Apartment owners have a new tool available for refinancing existing projects. Since 1975, HUD would not allow the refinancing of a newly constructed or substantially rehabilitated apartment complex that was built with conventional financing, until after the Project maintained 3-years of sustained occupancy (the “3-Year Rule”).
Yesterday, HUD issued Mortgagee Letter 2020-03 (see here: Mortgagee Letter 20-03 Three Year Waiver) , revising the 3-Year Rule. The last waiver of the 3-Year Rule was from 2009-2013 when HUD responded to the capital market freeze with a temporary waiver of the rule. Applications for refinancing of newly constructed or substantially rehabilitated properties will now be accepted as soon as properties achieve the required Debt Service Coverage Ratio (“DSCR”) for at least one full month. DSCR requirements are typically 1.17 for “market rate” projects, and 1.11 for “Broadly Affordable” projects.

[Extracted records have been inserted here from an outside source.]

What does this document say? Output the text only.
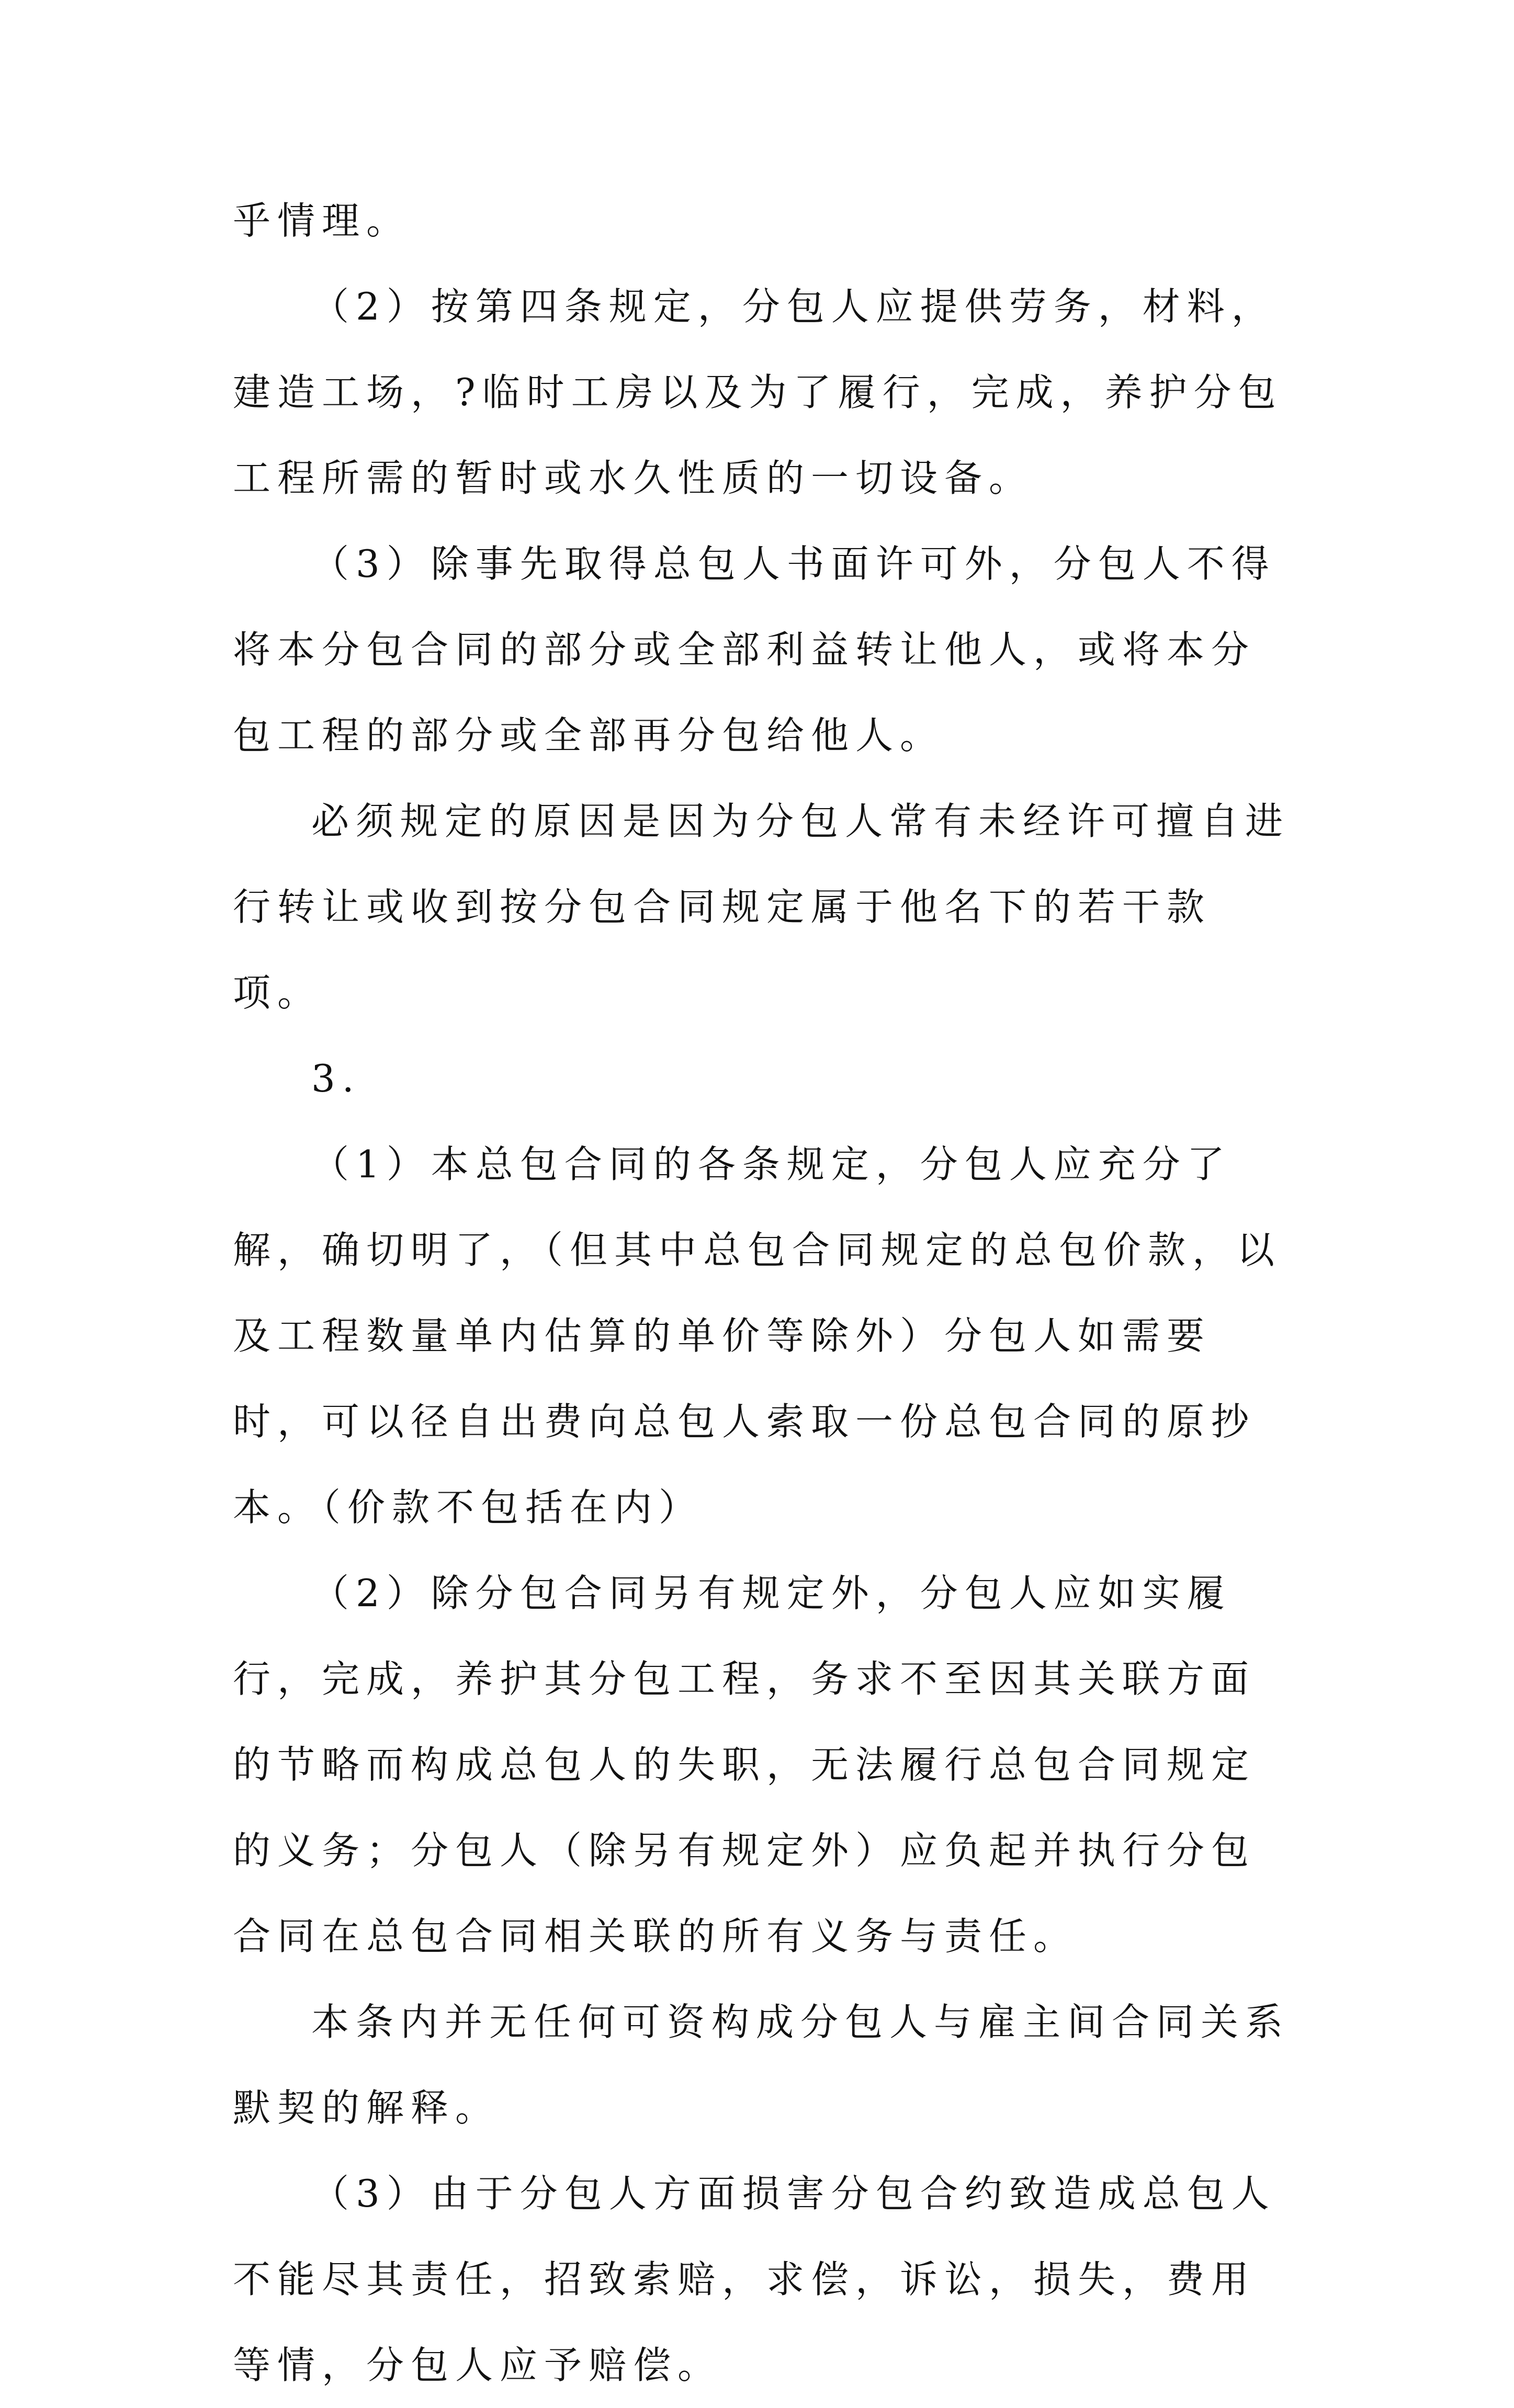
乎情理。

（2）按第四条规定，分包人应提供劳务，材料，建造工场，?临时工房以及为了履行，完成，养护分包工程所需的暂时或水久性质的一切设备。

（3）除事先取得总包人书面许可外，分包人不得将本分包合同的部分或全部利益转让他人，或将本分包工程的部分或全部再分包给他人。

必须规定的原因是因为分包人常有未经许可擅自进行转让或收到按分包合同规定属于他名下的若干款项。

3.

（1）本总包合同的各条规定，分包人应充分了解，确切明了，（但其中总包合同规定的总包价款，以及工程数量单内估算的单价等除外）分包人如需要时，可以径自出费向总包人索取一份总包合同的原抄本。（价款不包括在内）

（2）除分包合同另有规定外，分包人应如实履行，完成，养护其分包工程，务求不至因其关联方面的节略而构成总包人的失职，无法履行总包合同规定的义务；分包人（除另有规定外）应负起并执行分包合同在总包合同相关联的所有义务与责任。

本条内并无任何可资构成分包人与雇主间合同关系默契的解释。

（3）由于分包人方面损害分包合约致造成总包人不能尽其责任，招致索赔，求偿，诉讼，损失，费用等情，分包人应予赔偿。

HUD will re-evaluate this waiver 2 years from now, to assess whether the change is achieving its policy objectives and may further modify this waiver at that time. Interest rates on FHA-insured loans are favorably low at the moment, and so this may be a great time to refinance existing projects, improve cashflow with longer amortizations and lower interest rates, and potentially pull out equity for further improvements or investments in other areas.